Dito isso, reforço a proposta e fala do Presidente do Brasil Luís Inácio Lula da Silva de que a Assembleia Geral da ONU, que aqui anualmente se reúne, proclame a renovação de mais um decênio da Década Internacional de Afrodescendentes. Desta vez, apontemos o tema de memória, reparação e justiça, para que ações concretas e eminentes sejam desenvolvidas para cerca de 200 milhões de pessoas auto identificadas como afrodescendentes que vivem nas Américas, e também para muitos outros milhões vivem em outras partes do mundo.
A paz, a democracia, a segurança internacional, o combate às desigualdades e a garantia de direitos humanos só irão coexistir quando os séculos de racismo sistêmico - que tem como característica a desumanização, a subjugação, o trauma, o apagamento de nossa cultura e a violência psicossocial - forem reparados.
E que tenhamos mais uma oportunidade de começar hoje por aqui.
Nos levantemos juntos em solidariedade ao menino Vinicius Jr, jogador do Real Madrid, que na última semana sofreu a consequência do racismo: sua manifestação por meio de ódio, violência e agressões de mais de 50 mil pessoas em um estádio de futebol.
A herança da colonização e a desumanização dos afrodescendentes permanece nas nações que hoje lideram debates mundiais sobre o futuro do planeta. Seja no Brasil ou na Espanha, todos os governos, repito, todos, devemos priorizar em nossas políticas internas e externas o combate e a superação do racismo, da xenofobia e do discurso de ódio como pilares centrais de nossas democracias.
Este Fórum Global representa a esperança de um futuro em que nenhum outro Vinícius Jr tenha que passar pela violência e ódio apenas por sua cor de pele.

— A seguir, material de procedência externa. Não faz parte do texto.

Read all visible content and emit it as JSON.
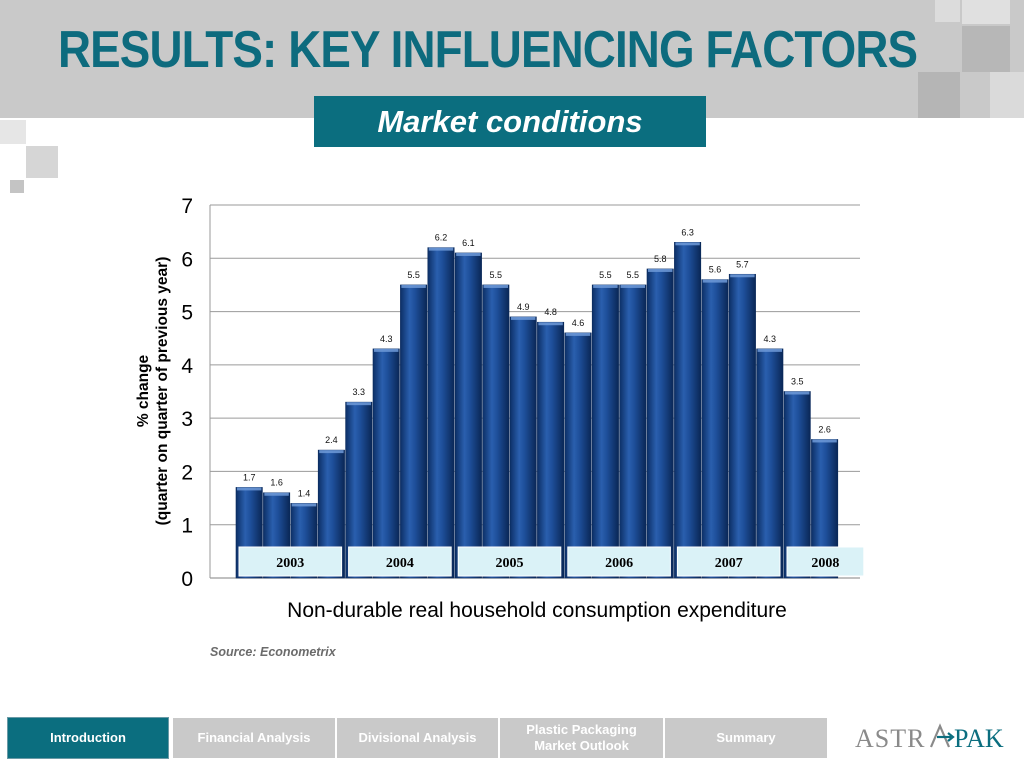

Foi aqui neste país em que estamos hoje que o Dr. Martin Luther King Jr. apontou para o sonho, o sonho dos direitos civis e políticos para afrodescendentes. Mandela, em seu discurso de liberdade na África do Sul, na cidade do Cabo em 11 de abril de 1990, apontou que nossa marcha para a liberdade é um caminho irreversível. Marielle Franco, minha irmã e ex-vereadora da cidade do Rio de Janeiro morta em 14 de março de 2018, falou que nenhuma mulher negra será interrompida.
Senhores e Senhoras, autoridades e representantes da sociedade civil, em especial a grande delegação brasileira aqui presente, caminhemos juntos por memória, justiça e reparação para cada pessoa afrodescendente deste planeta. O Brasil, a maior nação negra fora de África se coloca à disposição para no futuro sediar este grande e importante Fórum, nosso país ainda tem um caminho árduo para promover os direitos que nossa população merece.
Queremos ser a potência mundial da luta por reparação e promoção de direitos para pessoas afrodescendentes no mundo.
Juntos, juntas e juntes superaremos a chaga do racismo e promoveremos a verdadeira libertação de nossos povos.